Lawmakers included in the new state budget a provision to have the Department of Transportation establish a working group to “identify and evaluate the economic and cultural benefits and political, legal or logistical challenges to the Berkshire and western Massachusetts regions” of seasonal weekend train service between Pittsfield and New York City.
Such a service would be modeled on the seasonal weekend CapeFlyer service, which shuttles passengers between Boston and Barnstable during summer weekends. The working group would be required to contact New York officials in an effort to collaborate, and to submit a report to the Legislature by next March.

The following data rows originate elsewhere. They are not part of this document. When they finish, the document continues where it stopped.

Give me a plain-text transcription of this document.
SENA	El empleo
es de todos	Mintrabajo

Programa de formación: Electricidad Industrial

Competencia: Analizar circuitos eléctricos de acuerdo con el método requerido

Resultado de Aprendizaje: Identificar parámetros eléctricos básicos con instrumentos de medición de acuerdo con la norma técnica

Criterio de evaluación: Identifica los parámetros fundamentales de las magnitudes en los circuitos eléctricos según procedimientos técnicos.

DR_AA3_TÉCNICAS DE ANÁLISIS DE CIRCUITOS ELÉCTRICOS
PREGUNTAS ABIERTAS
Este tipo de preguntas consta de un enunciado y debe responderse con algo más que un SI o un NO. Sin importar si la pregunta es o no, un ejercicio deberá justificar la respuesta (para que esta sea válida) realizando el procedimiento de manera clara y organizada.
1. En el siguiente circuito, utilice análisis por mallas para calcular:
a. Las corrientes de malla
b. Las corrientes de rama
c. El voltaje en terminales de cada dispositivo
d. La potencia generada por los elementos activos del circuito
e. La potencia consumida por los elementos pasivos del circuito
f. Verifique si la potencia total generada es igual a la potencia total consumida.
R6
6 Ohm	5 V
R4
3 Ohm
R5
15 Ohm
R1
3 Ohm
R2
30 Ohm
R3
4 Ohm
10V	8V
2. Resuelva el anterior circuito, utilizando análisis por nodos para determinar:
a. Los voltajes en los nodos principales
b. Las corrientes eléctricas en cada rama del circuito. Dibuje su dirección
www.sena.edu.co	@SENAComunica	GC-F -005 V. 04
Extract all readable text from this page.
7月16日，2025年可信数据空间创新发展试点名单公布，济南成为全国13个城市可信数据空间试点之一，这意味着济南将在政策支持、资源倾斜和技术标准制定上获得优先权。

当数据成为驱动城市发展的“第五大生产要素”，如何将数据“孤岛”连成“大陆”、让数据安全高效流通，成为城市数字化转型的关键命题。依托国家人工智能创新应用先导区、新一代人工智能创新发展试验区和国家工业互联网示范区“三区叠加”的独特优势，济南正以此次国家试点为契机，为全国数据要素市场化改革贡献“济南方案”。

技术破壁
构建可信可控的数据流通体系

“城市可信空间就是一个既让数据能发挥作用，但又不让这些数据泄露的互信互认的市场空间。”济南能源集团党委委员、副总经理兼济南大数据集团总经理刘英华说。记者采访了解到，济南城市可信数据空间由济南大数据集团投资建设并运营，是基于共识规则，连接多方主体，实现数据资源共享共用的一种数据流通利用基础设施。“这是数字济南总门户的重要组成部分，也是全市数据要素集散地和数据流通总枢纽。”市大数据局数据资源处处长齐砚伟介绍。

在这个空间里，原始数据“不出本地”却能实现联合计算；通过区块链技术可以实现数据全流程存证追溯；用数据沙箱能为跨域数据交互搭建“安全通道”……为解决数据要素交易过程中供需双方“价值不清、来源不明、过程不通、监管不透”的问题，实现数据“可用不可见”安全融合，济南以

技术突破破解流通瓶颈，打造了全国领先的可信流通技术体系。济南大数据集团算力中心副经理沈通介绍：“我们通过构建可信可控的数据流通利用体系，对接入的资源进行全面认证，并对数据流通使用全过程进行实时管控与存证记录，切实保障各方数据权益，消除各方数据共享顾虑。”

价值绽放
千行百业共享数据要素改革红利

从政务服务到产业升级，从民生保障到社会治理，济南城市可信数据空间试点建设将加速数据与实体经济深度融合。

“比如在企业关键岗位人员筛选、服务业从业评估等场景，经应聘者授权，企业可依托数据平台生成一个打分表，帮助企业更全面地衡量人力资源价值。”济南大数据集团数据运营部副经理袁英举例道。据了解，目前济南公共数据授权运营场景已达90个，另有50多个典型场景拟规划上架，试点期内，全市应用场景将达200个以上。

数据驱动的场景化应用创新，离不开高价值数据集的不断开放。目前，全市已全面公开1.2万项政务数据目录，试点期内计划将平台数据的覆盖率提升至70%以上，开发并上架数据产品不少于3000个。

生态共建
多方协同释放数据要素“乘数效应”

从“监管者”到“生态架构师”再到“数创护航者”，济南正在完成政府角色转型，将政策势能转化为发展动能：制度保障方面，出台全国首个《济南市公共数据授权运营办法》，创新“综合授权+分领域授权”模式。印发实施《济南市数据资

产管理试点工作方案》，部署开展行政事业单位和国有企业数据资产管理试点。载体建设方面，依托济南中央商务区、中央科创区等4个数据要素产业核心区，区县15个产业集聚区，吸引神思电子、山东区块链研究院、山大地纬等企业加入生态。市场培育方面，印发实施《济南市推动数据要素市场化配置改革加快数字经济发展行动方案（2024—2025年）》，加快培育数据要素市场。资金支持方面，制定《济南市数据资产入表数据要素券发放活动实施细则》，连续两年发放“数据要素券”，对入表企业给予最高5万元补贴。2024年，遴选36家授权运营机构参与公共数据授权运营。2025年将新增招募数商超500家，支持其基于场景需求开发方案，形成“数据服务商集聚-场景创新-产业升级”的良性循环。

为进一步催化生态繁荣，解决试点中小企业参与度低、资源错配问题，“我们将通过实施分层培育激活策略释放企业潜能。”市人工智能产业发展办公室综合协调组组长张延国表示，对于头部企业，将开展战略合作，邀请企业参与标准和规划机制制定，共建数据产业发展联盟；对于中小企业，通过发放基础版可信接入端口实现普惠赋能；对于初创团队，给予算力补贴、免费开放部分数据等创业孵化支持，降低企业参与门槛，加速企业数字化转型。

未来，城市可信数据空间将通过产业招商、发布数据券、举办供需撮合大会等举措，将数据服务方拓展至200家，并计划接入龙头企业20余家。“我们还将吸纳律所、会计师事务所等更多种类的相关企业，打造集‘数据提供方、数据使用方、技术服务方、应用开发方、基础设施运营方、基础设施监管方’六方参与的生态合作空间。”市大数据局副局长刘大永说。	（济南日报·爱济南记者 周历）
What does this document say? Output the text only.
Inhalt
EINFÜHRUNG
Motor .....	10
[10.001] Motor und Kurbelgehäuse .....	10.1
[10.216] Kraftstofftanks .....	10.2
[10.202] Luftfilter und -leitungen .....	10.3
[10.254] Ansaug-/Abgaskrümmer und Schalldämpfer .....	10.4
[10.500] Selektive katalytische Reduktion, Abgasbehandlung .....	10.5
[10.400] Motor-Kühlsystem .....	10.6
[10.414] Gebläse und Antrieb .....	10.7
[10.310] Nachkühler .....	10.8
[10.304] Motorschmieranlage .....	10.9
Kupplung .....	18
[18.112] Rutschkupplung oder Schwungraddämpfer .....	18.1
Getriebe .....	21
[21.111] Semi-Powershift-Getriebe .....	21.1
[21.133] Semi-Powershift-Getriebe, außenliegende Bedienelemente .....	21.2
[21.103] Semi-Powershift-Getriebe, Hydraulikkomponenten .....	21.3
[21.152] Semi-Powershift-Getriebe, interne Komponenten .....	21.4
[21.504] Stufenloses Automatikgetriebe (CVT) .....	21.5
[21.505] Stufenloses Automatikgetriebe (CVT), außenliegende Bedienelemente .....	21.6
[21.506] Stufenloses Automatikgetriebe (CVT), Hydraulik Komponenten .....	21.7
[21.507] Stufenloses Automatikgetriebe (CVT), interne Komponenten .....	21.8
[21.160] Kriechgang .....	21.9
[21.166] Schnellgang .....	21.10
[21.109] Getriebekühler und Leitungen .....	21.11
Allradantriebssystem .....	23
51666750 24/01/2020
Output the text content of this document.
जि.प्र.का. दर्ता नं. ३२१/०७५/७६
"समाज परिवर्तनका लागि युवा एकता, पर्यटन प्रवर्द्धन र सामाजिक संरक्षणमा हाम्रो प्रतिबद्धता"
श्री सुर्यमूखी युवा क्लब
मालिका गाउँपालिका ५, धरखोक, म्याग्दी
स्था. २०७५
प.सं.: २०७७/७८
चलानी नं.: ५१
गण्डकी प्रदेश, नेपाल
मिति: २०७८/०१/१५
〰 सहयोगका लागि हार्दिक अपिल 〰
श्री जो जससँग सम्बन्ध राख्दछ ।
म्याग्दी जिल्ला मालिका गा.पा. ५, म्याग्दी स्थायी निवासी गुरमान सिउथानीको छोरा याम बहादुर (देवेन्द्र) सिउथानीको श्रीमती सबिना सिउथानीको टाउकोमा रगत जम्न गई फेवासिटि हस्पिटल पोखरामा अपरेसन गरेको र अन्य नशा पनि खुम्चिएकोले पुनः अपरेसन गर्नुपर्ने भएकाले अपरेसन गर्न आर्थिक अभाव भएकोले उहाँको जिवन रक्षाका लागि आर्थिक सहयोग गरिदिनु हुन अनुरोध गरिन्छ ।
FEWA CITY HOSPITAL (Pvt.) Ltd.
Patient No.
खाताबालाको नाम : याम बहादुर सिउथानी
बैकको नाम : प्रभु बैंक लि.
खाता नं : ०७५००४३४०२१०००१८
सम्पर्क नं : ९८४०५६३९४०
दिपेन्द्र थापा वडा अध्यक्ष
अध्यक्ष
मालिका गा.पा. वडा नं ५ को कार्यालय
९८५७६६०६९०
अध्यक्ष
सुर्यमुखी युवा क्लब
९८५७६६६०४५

....Reconnecting scenic western Massachusetts to the nation’s largest city is not a new idea, even in recent years. In 2010, the Housatonic Railroad Company, which operates freight service through Connecticut and the Berkshires, optimistically projected about 2 million annual fares if daily, year-round service resumed.
The Berkshire Regional Planning Commission also studied the idea earlier this decade, getting to the point of identifying potential station locations. And in early 2015, the state finalized the purchase of nearly 40 miles of rail between Pittsfield and the state’s southwestern border, seen as a potential precursor to establishing new passenger service to New York through Connecticut.
But in the time since, Hinds said, Connecticut’s government has been mostly uninterested in helping establish a north-south route. Hinds thinks Massachusetts and New York could work together to establish a different route that bypasses Connecticut, instead heading west toward Albany before cutting south to the city. The legislation would not require MassDOT to consider this route exclusively.